Ganna wins Vuelta time trial as Evenepoel hurts rivals

Ganna wins Vuelta time trial as Evenepoel hurts rivals

Sports

Sepp Kuss did enough to retain the Vuelta a Espana overall lead.

VALLADOLID (Spain) (AFP) – Jumbo's American rider Sepp Kuss did enough to retain the Vuelta a Espana overall lead on a gruelling 25.8km stage 10 individual time trial won by Italy's Filippo Ganna on Tuesday.

Ganna of Ineos completed the course around the city of Valladolid in 27min 39sec, although exhausted mountain specialist Kuss still leads the overall standings by 26 seconds from Spaniard Marc Soler.

Belgian Quick-Step rider and defending champion Remco Evenepoel raced in his time-trial world champion rainbow jersey and was 16sec slower than Ganna in second on the day.

He is now third overall at 1min 09sec and crucially extended his lead over Primoz Roglic to 27sec and Jonas Vingegaard by over a minute.

"It's great to be here on such a lovely day and win another stage after I also won at the Giro," said Italian Ganna.

"Let's see what else we can do. I'm here to help 'G' (Geraint Thomas)."

Evenepoel beat Ganna to the world title in Glasgow last month but explained he suffered a blip here.

"I think it's pretty good. Knowing that I didn’t have the best TT legs today," said the Belgian.

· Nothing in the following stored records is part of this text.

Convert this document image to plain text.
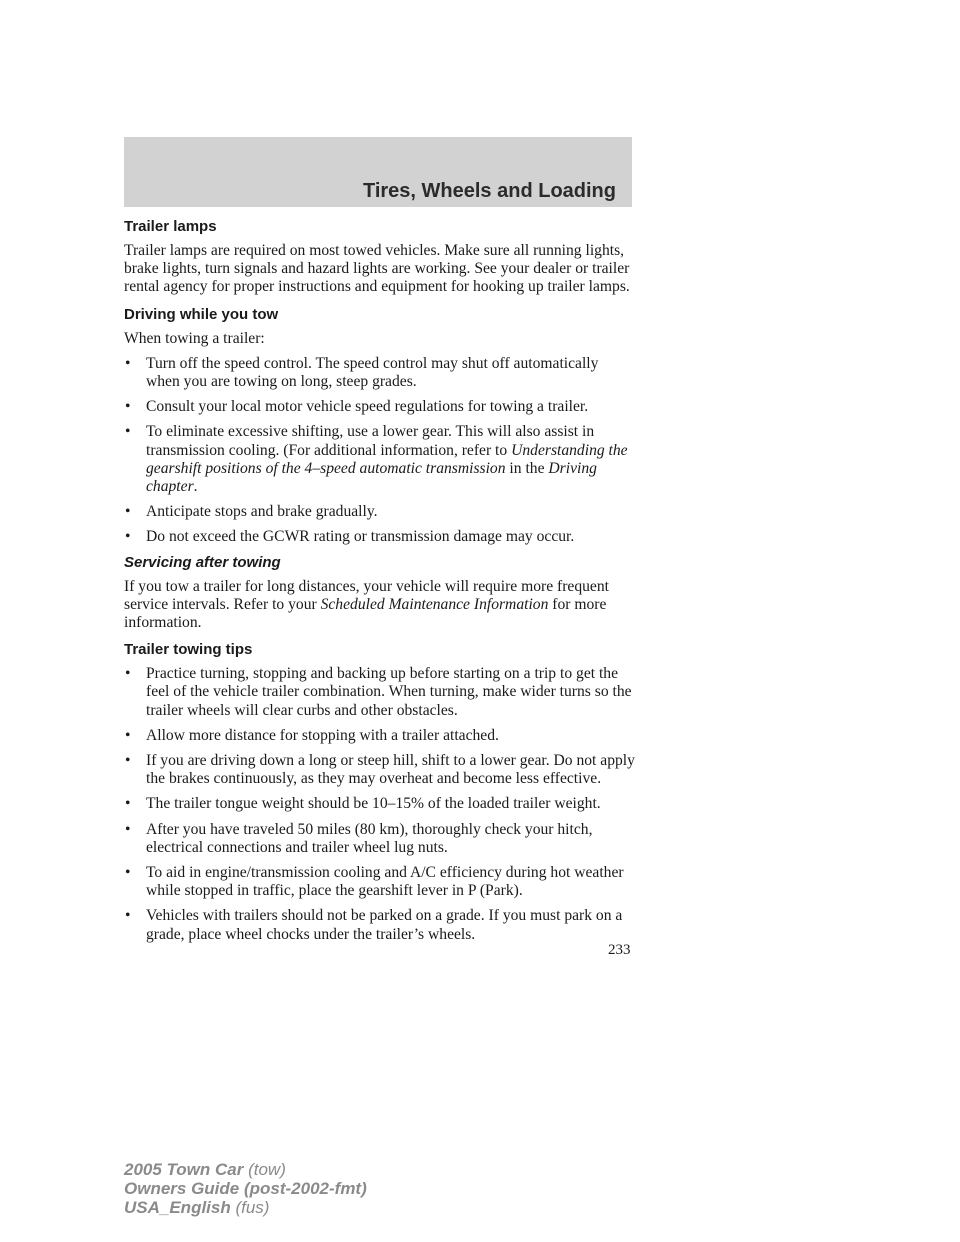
Tires, Wheels and Loading
Trailer lamps

Trailer lamps are required on most towed vehicles. Make sure all running lights, brake lights, turn signals and hazard lights are working. See your dealer or trailer rental agency for proper instructions and equipment for hooking up trailer lamps.

Driving while you tow

When towing a trailer:

• Turn off the speed control. The speed control may shut off automatically when you are towing on long, steep grades.
• Consult your local motor vehicle speed regulations for towing a trailer.
• To eliminate excessive shifting, use a lower gear. This will also assist in transmission cooling. (For additional information, refer to Understanding the gearshift positions of the 4–speed automatic transmission in the Driving chapter.
• Anticipate stops and brake gradually.
• Do not exceed the GCWR rating or transmission damage may occur.
Servicing after towing

If you tow a trailer for long distances, your vehicle will require more frequent service intervals. Refer to your Scheduled Maintenance Information for more information.

Trailer towing tips
• Practice turning, stopping and backing up before starting on a trip to get the feel of the vehicle trailer combination. When turning, make wider turns so the trailer wheels will clear curbs and other obstacles.
• Allow more distance for stopping with a trailer attached.
• If you are driving down a long or steep hill, shift to a lower gear. Do not apply the brakes continuously, as they may overheat and become less effective.
• The trailer tongue weight should be 10–15% of the loaded trailer weight.
• After you have traveled 50 miles (80 km), thoroughly check your hitch, electrical connections and trailer wheel lug nuts.
• To aid in engine/transmission cooling and A/C efficiency during hot weather while stopped in traffic, place the gearshift lever in P (Park).
• Vehicles with trailers should not be parked on a grade. If you must park on a grade, place wheel chocks under the trailer’s wheels.
233
2005 Town Car (tow)
Owners Guide (post-2002-fmt)
USA_English (fus)
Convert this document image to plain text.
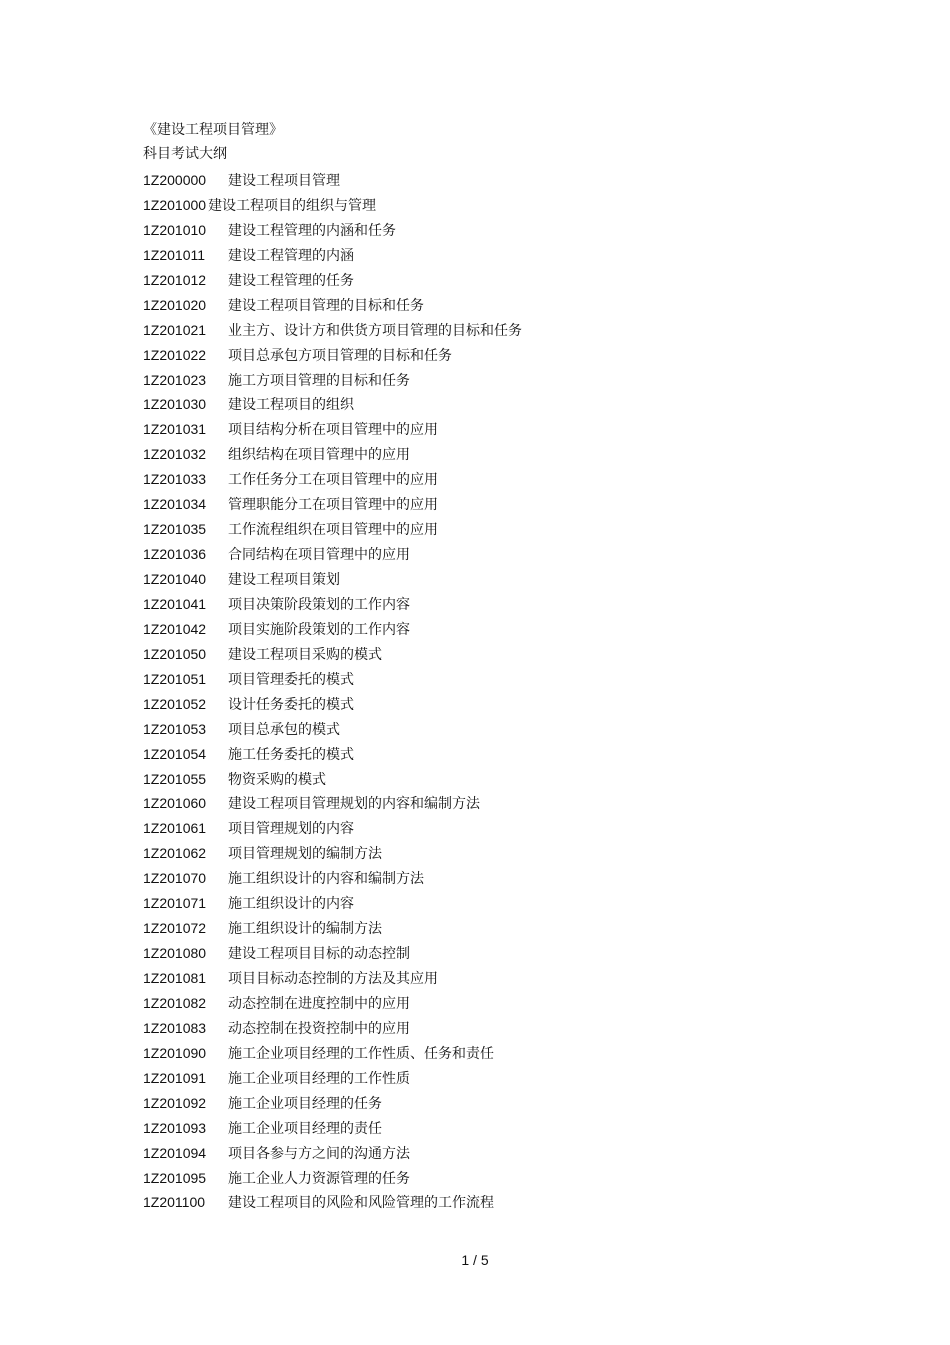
《建设工程项目管理》
科目考试大纲
1Z200000 建设工程项目管理
1Z201000 建设工程项目的组织与管理
1Z201010 建设工程管理的内涵和任务
1Z201011 建设工程管理的内涵
1Z201012 建设工程管理的任务
1Z201020 建设工程项目管理的目标和任务
1Z201021 业主方、设计方和供货方项目管理的目标和任务
1Z201022 项目总承包方项目管理的目标和任务
1Z201023 施工方项目管理的目标和任务
1Z201030 建设工程项目的组织
1Z201031 项目结构分析在项目管理中的应用
1Z201032 组织结构在项目管理中的应用
1Z201033 工作任务分工在项目管理中的应用
1Z201034 管理职能分工在项目管理中的应用
1Z201035 工作流程组织在项目管理中的应用
1Z201036 合同结构在项目管理中的应用
1Z201040 建设工程项目策划
1Z201041 项目决策阶段策划的工作内容
1Z201042 项目实施阶段策划的工作内容
1Z201050 建设工程项目采购的模式
1Z201051 项目管理委托的模式
1Z201052 设计任务委托的模式
1Z201053 项目总承包的模式
1Z201054 施工任务委托的模式
1Z201055 物资采购的模式
1Z201060 建设工程项目管理规划的内容和编制方法
1Z201061 项目管理规划的内容
1Z201062 项目管理规划的编制方法
1Z201070 施工组织设计的内容和编制方法
1Z201071 施工组织设计的内容
1Z201072 施工组织设计的编制方法
1Z201080 建设工程项目目标的动态控制
1Z201081 项目目标动态控制的方法及其应用
1Z201082 动态控制在进度控制中的应用
1Z201083 动态控制在投资控制中的应用
1Z201090 施工企业项目经理的工作性质、任务和责任
1Z201091 施工企业项目经理的工作性质
1Z201092 施工企业项目经理的任务
1Z201093 施工企业项目经理的责任
1Z201094 项目各参与方之间的沟通方法
1Z201095 施工企业人力资源管理的任务
1Z201100 建设工程项目的风险和风险管理的工作流程
1 / 5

"We have to be happy with the general classification gaps that I took today and coming quite closer to Sepp who actually did a super good TT. So hats off to him."

Kuss is riding as Jumbo's third man, complicating tactics for Evenepoel as he faces a triple challenge to his title from the Dutch team.

As provisional leader the slender Kuss, who is by no means a time trial specialist, was delighted to retain his lead after embarking as the final rider in the individual run.

"I started last so it's the first time nobody has overtaken me in a time trial," he jested. "It was something different for sure, a new challenge for me," he said.

Roglic is in fourth and was all smiles as he warmed down after the race, while French rookie Lenny Martinez remains fifth and is expected to do well in the mountains ahead.

Wednesday's stage 11 from Lerma to La Laguna Negra ends with what should be a hotly contested 6.5km climb to the finish.